«C’è tanta gente che vuole costruire l'alternativa anche manifestando la propria presenza, la propria disponibilità. Lo faremo assieme a migliaia di persone perché questo é anche il tempo di chiamare a raccolta tutte queste energie». Così con le parole di Maurizio Martina, il partito rompe gli indugi chiamando a raccolta la propria gente in piazza. Data prevista il 29 settembre. Ma il Pd da solo non basta, dobbiamo lanciare messaggi di disponibilità a una condivisione del lavoro nel campo progressista più largo, mobilitare energie sociali».

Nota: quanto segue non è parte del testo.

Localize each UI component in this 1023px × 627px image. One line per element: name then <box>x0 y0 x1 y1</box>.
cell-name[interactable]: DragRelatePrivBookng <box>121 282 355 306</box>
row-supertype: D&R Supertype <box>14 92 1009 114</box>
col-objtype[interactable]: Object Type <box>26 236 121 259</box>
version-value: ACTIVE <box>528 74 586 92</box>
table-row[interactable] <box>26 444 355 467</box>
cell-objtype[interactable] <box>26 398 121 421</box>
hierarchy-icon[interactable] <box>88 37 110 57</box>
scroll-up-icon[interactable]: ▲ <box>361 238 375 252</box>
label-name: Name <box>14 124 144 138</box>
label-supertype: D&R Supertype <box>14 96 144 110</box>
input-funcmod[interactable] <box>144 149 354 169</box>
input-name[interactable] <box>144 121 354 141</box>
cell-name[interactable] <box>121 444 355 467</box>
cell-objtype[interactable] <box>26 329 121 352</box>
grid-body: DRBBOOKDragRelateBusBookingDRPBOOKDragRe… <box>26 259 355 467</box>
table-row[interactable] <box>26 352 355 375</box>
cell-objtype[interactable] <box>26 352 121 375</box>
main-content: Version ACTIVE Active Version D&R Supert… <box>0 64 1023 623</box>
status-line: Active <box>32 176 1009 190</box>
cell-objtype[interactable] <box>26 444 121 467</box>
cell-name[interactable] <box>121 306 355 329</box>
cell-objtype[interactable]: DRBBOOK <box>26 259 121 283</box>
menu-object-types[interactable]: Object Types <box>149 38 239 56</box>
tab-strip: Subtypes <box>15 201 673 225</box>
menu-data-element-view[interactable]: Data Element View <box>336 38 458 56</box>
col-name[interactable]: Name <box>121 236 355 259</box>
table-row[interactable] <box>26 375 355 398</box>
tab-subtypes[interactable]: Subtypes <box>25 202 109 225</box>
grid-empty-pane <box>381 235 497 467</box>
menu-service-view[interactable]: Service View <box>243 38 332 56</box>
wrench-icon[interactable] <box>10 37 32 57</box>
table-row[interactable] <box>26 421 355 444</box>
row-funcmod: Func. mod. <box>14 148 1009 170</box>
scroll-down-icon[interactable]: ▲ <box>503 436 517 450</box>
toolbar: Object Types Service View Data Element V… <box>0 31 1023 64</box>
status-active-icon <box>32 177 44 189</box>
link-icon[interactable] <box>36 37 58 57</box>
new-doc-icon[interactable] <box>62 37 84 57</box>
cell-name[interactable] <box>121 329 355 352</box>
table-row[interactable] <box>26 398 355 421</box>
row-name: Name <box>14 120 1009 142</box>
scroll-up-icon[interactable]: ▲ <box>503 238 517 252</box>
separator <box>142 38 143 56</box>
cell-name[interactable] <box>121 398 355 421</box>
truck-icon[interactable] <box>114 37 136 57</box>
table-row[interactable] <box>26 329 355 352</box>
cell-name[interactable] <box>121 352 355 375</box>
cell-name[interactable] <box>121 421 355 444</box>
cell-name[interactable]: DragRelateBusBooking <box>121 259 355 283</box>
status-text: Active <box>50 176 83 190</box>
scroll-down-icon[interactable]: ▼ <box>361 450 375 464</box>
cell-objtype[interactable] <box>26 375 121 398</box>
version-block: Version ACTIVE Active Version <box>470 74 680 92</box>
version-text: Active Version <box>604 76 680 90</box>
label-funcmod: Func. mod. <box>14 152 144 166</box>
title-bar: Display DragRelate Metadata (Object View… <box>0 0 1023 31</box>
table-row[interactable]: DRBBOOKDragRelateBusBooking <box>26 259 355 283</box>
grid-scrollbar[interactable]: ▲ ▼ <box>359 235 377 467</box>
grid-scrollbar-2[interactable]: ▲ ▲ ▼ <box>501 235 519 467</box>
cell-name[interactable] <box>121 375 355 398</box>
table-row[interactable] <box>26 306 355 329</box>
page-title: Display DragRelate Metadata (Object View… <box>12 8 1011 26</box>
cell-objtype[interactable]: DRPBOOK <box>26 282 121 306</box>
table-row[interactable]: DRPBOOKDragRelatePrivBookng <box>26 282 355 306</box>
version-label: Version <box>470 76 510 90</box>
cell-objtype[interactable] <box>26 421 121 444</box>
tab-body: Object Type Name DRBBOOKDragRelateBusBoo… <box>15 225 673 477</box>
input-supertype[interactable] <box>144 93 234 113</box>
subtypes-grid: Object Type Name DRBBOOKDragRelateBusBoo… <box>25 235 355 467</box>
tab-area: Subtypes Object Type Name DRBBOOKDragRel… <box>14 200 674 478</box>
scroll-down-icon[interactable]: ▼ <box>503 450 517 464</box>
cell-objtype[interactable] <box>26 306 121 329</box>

L’elenco dei crucci in casa democratica è lungo, la strada verso la ricostruzione non agevole. «Abbiamo bisogno di discutere il progetto, di riorganizzarlo. Non si parte dalla coda, ma dalla testa. Il tema fondamentale sono le idee cruciali del Pd. E poi custodirei l'esperienza che abbiamo fatto, rilanciandola, cambiandola. Abbiamo un patrimonio straordinario di esperienze da rimettere al servizio del Paese». Martina parla coi cronisti a Cortona, nell'ambito della tre giorni della corrente AreaDem di cui è leader Dario Franceschini. E sull'ipotesi di cambiare nome al Pd, vagheggiata da Nicola Zingaretti all’interno di un ragionamento più complessivo sul rilancio della sinistra («non lo escludo, ma solo alla conclusione di un percorso in cui vedremo cosa siamo diventati. Se questo percorso porterà a una identità diversa, vedremo anche se sarà da cambiare il nome al Pd») è il segretario a frenare qui deciso. «L'esperienza del Pd è conclusa? No, affatto».
Dunque si discute molto negli ultimi giorni di forma e contenuti attorno a cui costruire l’alternativa all’asse giallo-verde dopo la botta alle ultime elezioni, un dibattito nel quale parte degli esponenti di peso e degli osservatori storicamente vicini al centrosinistra non vede di cattivo occhio il superamento del partito nato nel 2007. Dal presidente del Lazio, unico sinora in lizza per la guida del Nazareno, è stata fatta esplicita richiesta di discontinuita col passato. Linea sintetizzabile nella formula meno Macron e più equità, imperniata cioè su un più attenuato richiamo alla linea del capo dello Stato francese cui continuano a riferirsi invece, e convintamente, i dirigenti vicini a Matteo Renzi. «Dobbiamo costruire l'alternativa a Salvini in casa nostra, in Italia», annota oggi Martina e serve, poi, « un'alleanza larga in Europa con tutte le forze europeiste, democratiche e progressiste che non vogliono il ritorno dei nazionalismi. Questo è il punto fondamentale che unirà esperienze anche diverse».
Anche per il renziano Lorenzo Guerini invitato all’incontro di AreaDem sarebbe sbagliato concentrarsi sul nome («si deve discutere della missione del Pd, specie in vista delle elezioni europee. Il tema del nome in questo momento non ha molto senso. Contano proposte e linea politica») . Il congresso del Pd va fatto in tempi rapidi, questo il suo convincimento, «anche per trovare un “ubi consistam”. Va bene costruire un'area larga, ma senza esagerare. Bisogna capire per fare che cosa». Per Guerini «la base elettorale si è contratta, ma è anche cambiato profondamente il Dna del nostro elettorato. C'è stato un disallineamento tra le parole che dicevamo e la nostra militanza, che guardava ad altre forze. Non abbiamo capito come cambiava la società italiana». Ma «basta Curva Sud». «Facciamo una moratoria sulle battute polemiche, discutiamo per capire cosa é accaduto in questi anni e cosa dobbiamo fare, partendo anche all'analisi degli errori commessi».